As the General Manager in RDS Aurora, Pravin currently leads the Aurora PostgreSQL business for AWS and is responsible for the daily operations, strategy, planning, positioning and development of the business.  Amazon Aurora PostgreSQL is a PostgreSQL compatible relational database built for the cloud that combines the performance and availability of traditional enterprise databases with the simplicity and cost-effectiveness of open source databases.  Amazon Aurora is up to five times faster than standard PostgreSQL and it provides the security, availability, and reliability of commercial databases at 1/10th the cost. Amazon Aurora is fully managed by Amazon Relational Database Service (RDS), which automates time-consuming administration tasks like hardware provisioning, database setup, patching, and backups.
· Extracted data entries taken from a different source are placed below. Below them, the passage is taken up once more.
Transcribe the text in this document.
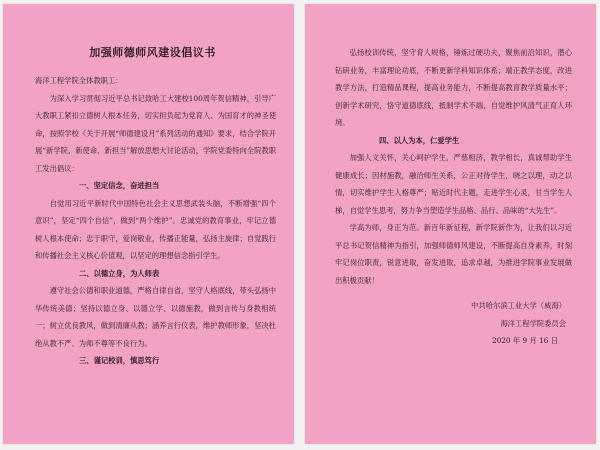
加强师德师风建设倡议书

海洋工程学院全体教职工：

为深入学习贯彻习近平总书记致哈工大建校100周年贺信精神，引导广大教职工紧扣立德树人根本任务，切实担负起为党育人、为国育才的神圣使命，按照学校《关于开展“师德建设月”系列活动的通知》要求，结合学院开展“新学院、新使命、新担当”解放思想大讨论活动，学院党委特向全院教职工发出倡议：

一、坚定信念，奋进担当

自觉用习近平新时代中国特色社会主义思想武装头脑，不断增强“四个意识”，坚定“四个自信”，做到“两个维护”。忠诚党的教育事业，牢记立德树人根本使命；忠于职守，爱岗敬业，传播正能量，弘扬主旋律；自觉践行和传播社会主义核心价值观，以坚定的理想信念指引学生。

二、以德立身，为人师表

遵守社会公德和职业道德，严格自律自省，坚守人格底线，带头弘扬中华传统美德；坚持以德立身、以德立学、以德施教，做到言传与身教相统一；树立优良教风，做到清廉从教；涵养言行仪表，维护教师形象，坚决杜绝从教不严、为师不尊等不良行为。

三、谨记校训，慎思笃行

弘扬校训传统，坚守育人规格，锤炼过硬功夫，聚焦前沿知识，潜心钻研业务，丰富理论功底，不断更新学科知识体系；端正教学态度，改进教学方法，打造精品课程，提高业务能力，不断提高教育教学质量水平；创新学术研究，恪守道德底线，抵制学术不端，自觉维护风清气正育人环境。

四、以人为本，仁爱学生

加强人文关怀，关心呵护学生，严慈相济，教学相长，真诚帮助学生健康成长；因材施教，融洽师生关系，公正对待学生，晓之以理，动之以情，切实维护学生人格尊严；贴近时代主题，走进学生心灵，甘当学生人梯，自觉学生思考，努力争当塑造学生品格、品行、品味的“大先生”。

学高为师，身正为范。新百年新征程，新学院新作为，让我们以习近平总书记贺信精神为指引，加强师德师风建设，不断提高自身素养，时刻牢记岗位职责，锐意进取，奋发进取，追求卓越，为推进学院事业发展做出积极贡献！

中共哈尔滨工业大学（威海）

海洋工程学院委员会

2020 年 9 月 16 日
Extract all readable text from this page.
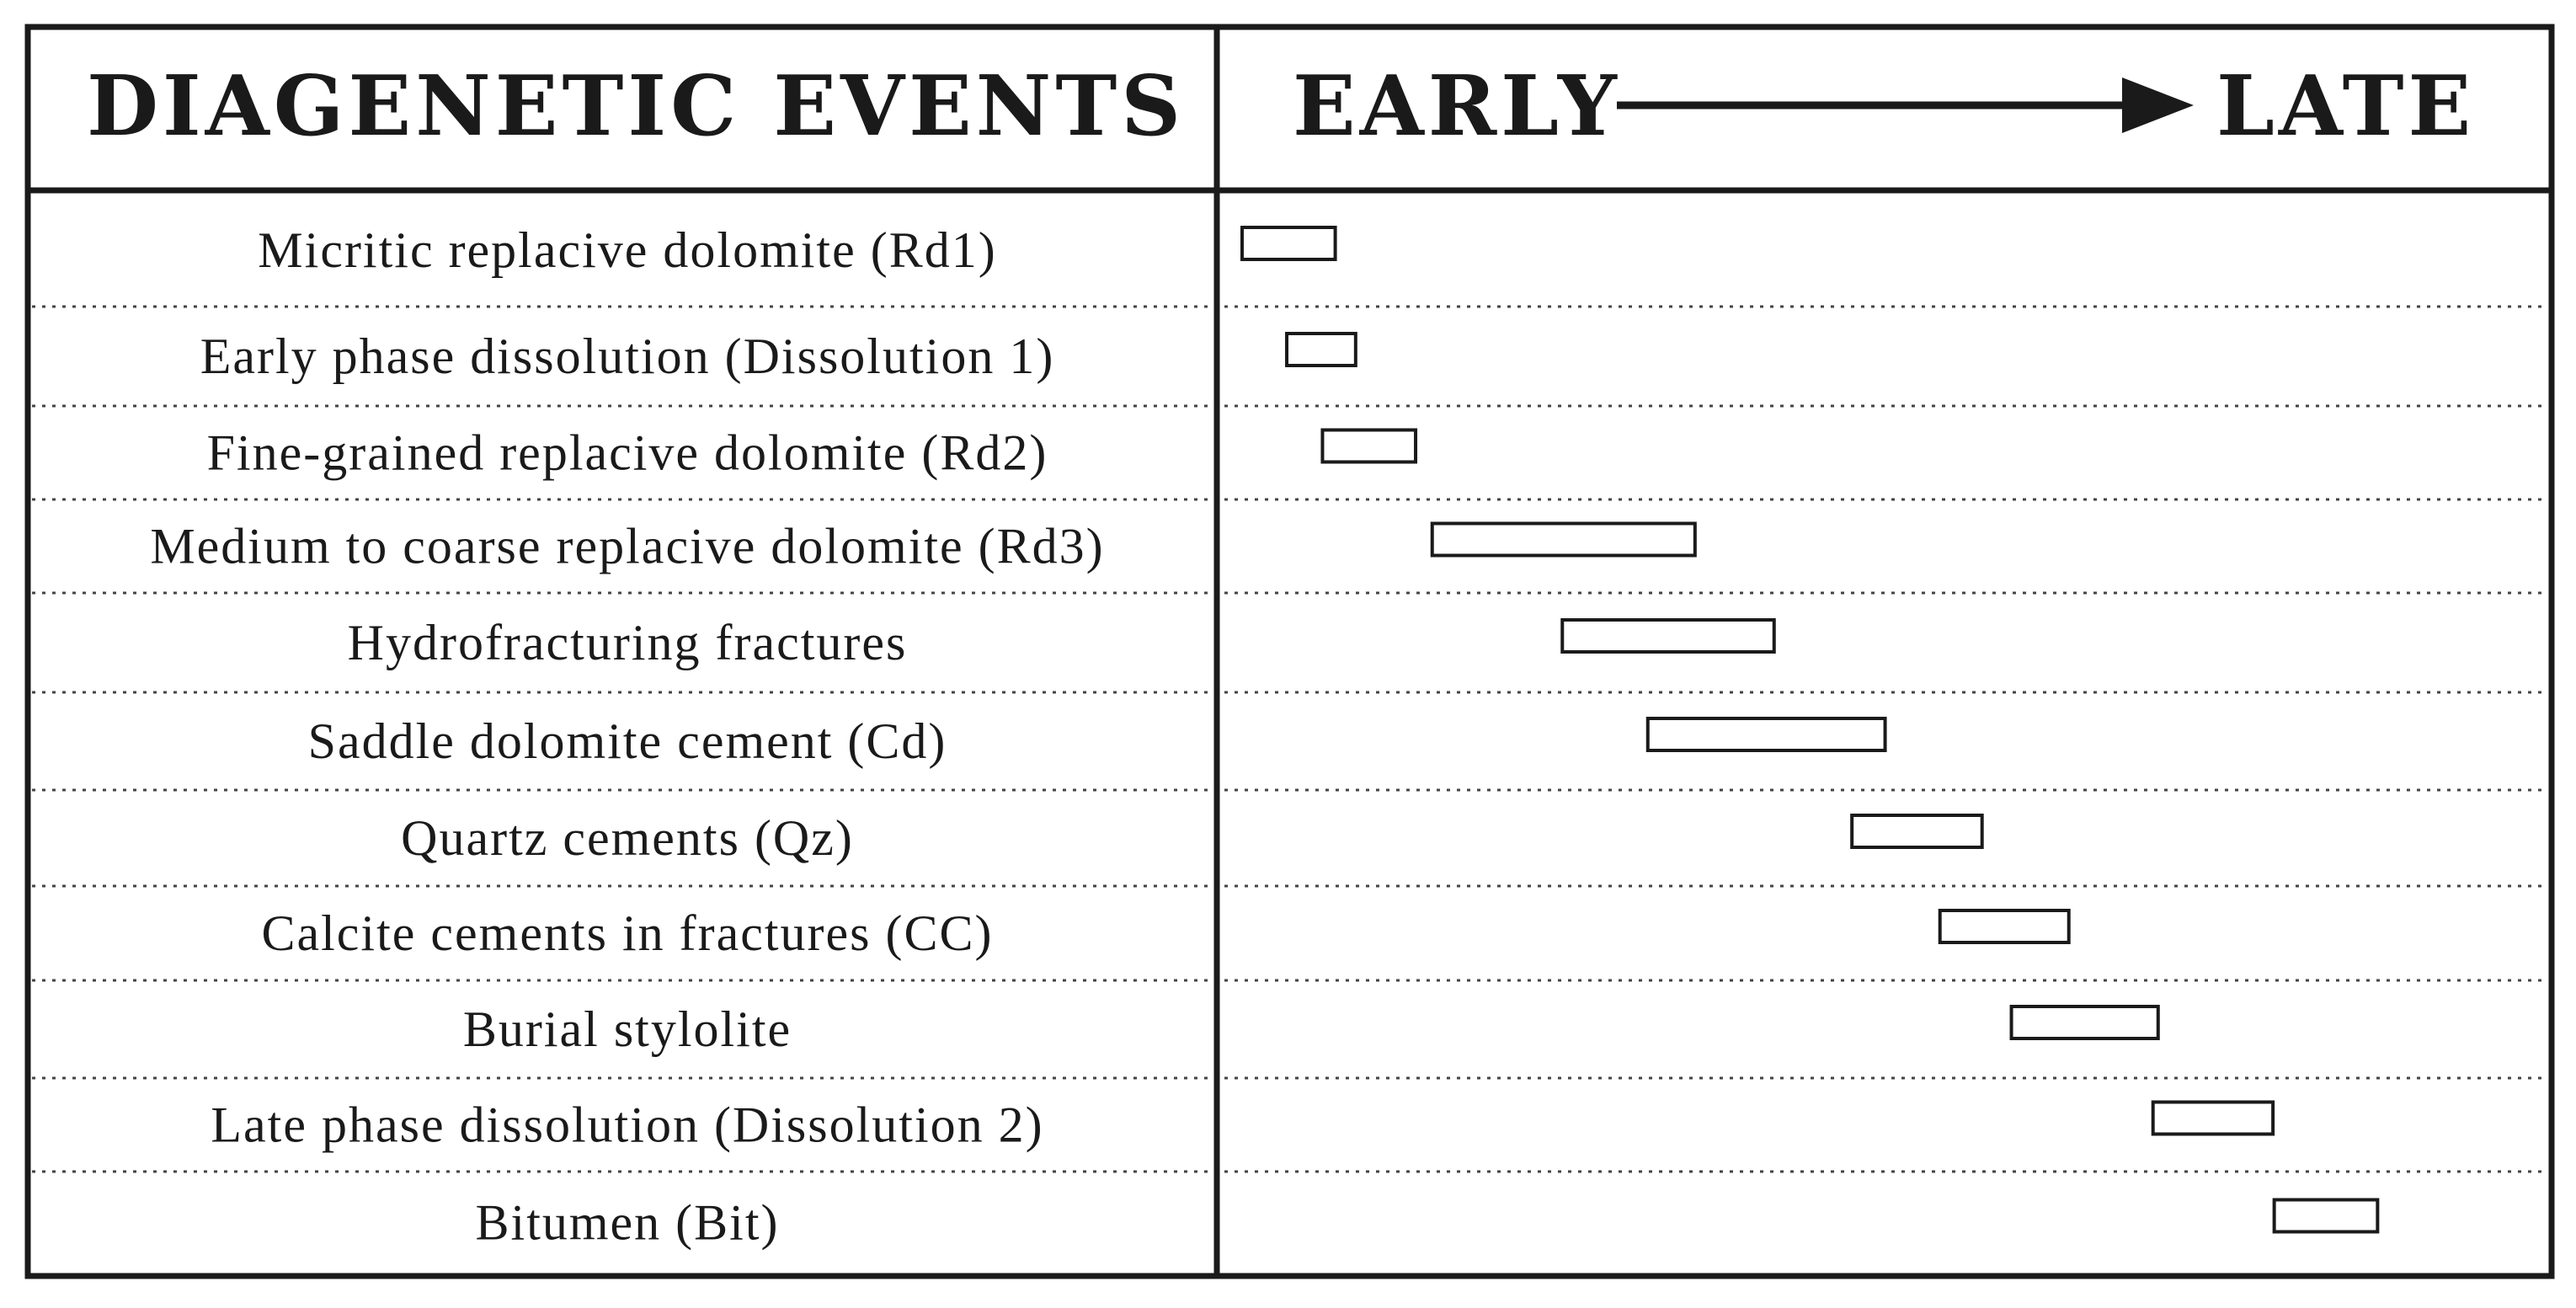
DIAGENETIC EVENTS EARLY	LATE
Micritic replacive dolomite (Rd1)
Early phase dissolution (Dissolution 1)
Fine-grained replacive dolomite (Rd2)
Medium to coarse replacive dolomite (Rd3)
Hydrofracturing fractures
Saddle dolomite cement (Cd)
Quartz cements (Qz)
Calcite cements in fractures (CC)
Burial stylolite
Late phase dissolution (Dissolution 2)
Bitumen (Bit)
Previous to his role with Aurora, Pravin was General Manager for Amazon Timestream and Head of engineering for Amazon DocumentDB. He has been at AWS for 5-years, and during this time, he has built, and launch both these services! Pravin has over 20 years of experience in operating systems, computer architecture, and databases. Before joining AWS, Pravin spent more than 15-years as an engineering leader working on Microsoft SQL Server, Azure SQLDB, Hekaton (In-memory database) and HDInsight (BigData platform).

Pravin has M.B.A. and Master in Computer Science and Engineering from University of Washington, Seattle, and Bachelor in Computer Science from University of Wisconsin, Madison.